Do you have to worry that those signing will want more information?  I’ll tell you a secret.  Most of them don’t even read the heter.  They just sign.  If their rosh yeshiva tells them to sign, they’ll sign.  They don’t need to know who, or why, or what.  They don’t need to know names.  If it’s good enough for their rebbe, it’s good enough for them.

Ok, once we get the signatures, Shlomo contacts your wife and tells her you are free to remarry.  He gives her the address of the beis din (he operates out of a small office in ____), where she can arrange to receive her get and kesubah.  That’s her choice.  At this point, you are free to marry and build a bayis ne’eman b’yisrael!  Mazel Tov!

By now you are probably thinking that the scenario above is the fantastical imaginings of a freminazi (frum feminist nazi).  I wish you were right.  However, the information came from a July 6, 2011 Hamodia article written anonymously by a “respected Rav.”  The article, Tragic Abuse of Heter Meah Rabbanim, spoke out strongly against this practice.  Being that this is the first time I have heard of such a practice, I wonder how much of an impact this article actually made when it was written.

The general practice of getting a heter meah Rabbanim was pointed out to me when I asked a Facebook question about the RCA’s recent statement, RCA Condemns Refusal to Deliver or Receive a get.  My question was whether or not there was a precedent of a woman refusing a get?  Had there ever been a chained man?  It was pointed out to me that there was a scenario within the past 30 years or so, where a prominent Rosh Yeshiva’s wife refused to leave Eretz Yisroel and come with him to America so that he could take over his father’s yeshiva.  The rabbi went to the United States without her and tried to give her a get, but she refused.  In a rare move, he received a heter meah Rabbanim, and was permitted to take a second wife, which he did within a few months.
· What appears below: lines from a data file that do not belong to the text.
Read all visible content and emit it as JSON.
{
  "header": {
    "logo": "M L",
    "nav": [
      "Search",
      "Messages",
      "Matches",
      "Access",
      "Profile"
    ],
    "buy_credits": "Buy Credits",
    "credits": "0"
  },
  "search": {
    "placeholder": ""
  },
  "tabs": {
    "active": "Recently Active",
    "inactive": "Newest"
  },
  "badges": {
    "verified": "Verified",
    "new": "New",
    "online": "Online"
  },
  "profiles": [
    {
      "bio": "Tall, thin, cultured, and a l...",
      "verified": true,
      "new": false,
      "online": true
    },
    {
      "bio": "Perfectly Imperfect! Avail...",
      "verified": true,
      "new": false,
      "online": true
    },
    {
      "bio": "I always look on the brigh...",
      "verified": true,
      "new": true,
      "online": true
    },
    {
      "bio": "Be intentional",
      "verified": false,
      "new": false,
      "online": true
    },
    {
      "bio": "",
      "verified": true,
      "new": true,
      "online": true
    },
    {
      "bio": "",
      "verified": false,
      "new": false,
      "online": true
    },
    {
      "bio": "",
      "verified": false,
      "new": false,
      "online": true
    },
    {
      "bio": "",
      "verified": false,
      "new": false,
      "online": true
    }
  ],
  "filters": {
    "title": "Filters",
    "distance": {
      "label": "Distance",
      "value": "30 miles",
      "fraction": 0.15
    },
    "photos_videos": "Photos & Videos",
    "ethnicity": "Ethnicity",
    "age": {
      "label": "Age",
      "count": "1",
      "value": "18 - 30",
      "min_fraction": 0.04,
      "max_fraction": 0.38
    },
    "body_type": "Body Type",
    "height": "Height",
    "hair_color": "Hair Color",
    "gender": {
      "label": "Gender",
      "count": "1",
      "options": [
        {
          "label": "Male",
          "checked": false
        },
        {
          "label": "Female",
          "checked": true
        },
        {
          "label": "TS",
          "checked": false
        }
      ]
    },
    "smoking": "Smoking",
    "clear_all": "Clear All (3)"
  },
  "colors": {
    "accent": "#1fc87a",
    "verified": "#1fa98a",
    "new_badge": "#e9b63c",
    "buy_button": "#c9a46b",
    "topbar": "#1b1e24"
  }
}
If the wife doesn’t want the divorce, she’s being emotional – unreasonable.  If the wife wants the divorce, she’s being emotional – unreasonable.  We can’t win.  Men can divorce us even if we want to stay married.  Men can keep us married even if we want to be divorced.  Where is the heter meah Rabbanim for women to take a second husband, get be damned?  Where is the loophole for agunot?  Nu, if we can free men from needing a get to remarry, where is a leniency for the ladies?  This kind of halachic creativity should work both ways, no?